Şirket-i Hayriye’nin kuruluş serüveni; dönemin iki ünlü ve güvenilir ismi olan Cevdet Paşa ve Fuat Paşa’nın, söz konusu üst gelir grubuna ait olan Boğaziçi nüfusunun ulaşımının düzenli olarak yapılması için bir vapur işletmesinin kurulması isteğini içeren layihayı yazarak, resmi makamlara iletmesiyle başladı. Layihanın Padişah Abdülaziz tarafından onaylanmasıyla, 17 Ocak 1851 yılında Padişah’ın iradesinin bir sureti, Takvim-i Vakayi de yayınlanarak, Şirket-i Hayriye kurulmuş oldu.
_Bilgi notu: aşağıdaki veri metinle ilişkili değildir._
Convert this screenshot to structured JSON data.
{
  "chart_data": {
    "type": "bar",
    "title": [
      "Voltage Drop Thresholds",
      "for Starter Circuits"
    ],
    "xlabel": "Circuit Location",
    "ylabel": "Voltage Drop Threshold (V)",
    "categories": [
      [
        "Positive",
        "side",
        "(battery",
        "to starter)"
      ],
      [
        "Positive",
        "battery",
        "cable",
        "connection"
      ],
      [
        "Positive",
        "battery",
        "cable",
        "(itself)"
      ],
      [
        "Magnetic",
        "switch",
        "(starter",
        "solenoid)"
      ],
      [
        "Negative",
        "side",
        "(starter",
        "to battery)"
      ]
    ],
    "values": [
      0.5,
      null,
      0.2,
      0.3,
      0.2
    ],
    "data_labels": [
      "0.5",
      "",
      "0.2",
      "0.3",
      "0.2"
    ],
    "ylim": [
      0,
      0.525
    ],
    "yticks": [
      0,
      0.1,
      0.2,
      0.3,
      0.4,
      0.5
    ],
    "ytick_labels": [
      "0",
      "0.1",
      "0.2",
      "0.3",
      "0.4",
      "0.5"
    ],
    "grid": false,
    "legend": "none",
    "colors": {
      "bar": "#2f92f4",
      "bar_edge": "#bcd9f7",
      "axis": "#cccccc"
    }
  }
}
Kuruluşun, yirmi beş yıl işletme ayrıcalığına sahip bir şirket olmasına izin verildi.

Şirket-i Hayriye, tüm dünya ekonomisini kökünden değiştiren sanayi devriminin sonucu olarak ortaya çıkan deniz taşıtlarındaki gelişmelerin Devleti’nde de yer bulmasıydı.

Şirket-i Hayriye'nin İstanbul Yaşamına Etkileri

Osmanlı Devleti’nde kurulmuş ilk anonim şirket niteliğinde olan Şirket-i Hayriye; Boğaziçi ile İstanbul arasındaki deniz taşımacılığını düzenli olarak sağlayınca, yazlık ev muhiti olarak bilinen Boğaziçi’nin sürekli oturma bölgesi olmasına ve imarının yaygınlaşmasına yol açtı. Şirket-i Hayriye, Boğaziçi’nin İstanbul ile bütünleşmesi sürecine hız vererek, günümüz İstanbul siluetinin de öncü mimarı oldu.

Dolayısıyla, Osmanlı İmparatorluğu için Şirketi Hayriye, Osmanlı tarihinde ulaşım alanında girişilen çok önemli bir iş olarak değerlendirilirken, Vakanüvis Ahmet Lütfi Efendi 1850 yılındaki olaylara yönelik olarak; “Bu senenin icraat-ı Nafia’sından olmak üzere devletçe itina olunan Dersaadet’ te Boğaziçi sahillerine işlemek üzere Şirket-i Hayriyye namiyle teşkili tasavvur olunan vapur kumpanyasıdır…” diye yazar.

Şirket-i Hayriye’nin ilk vapurları olan Rumeli, Tarabya, Küçüksu, Beylerbeyi, Tophane ve Beşiktaş İngiltere’den sipariş edildi.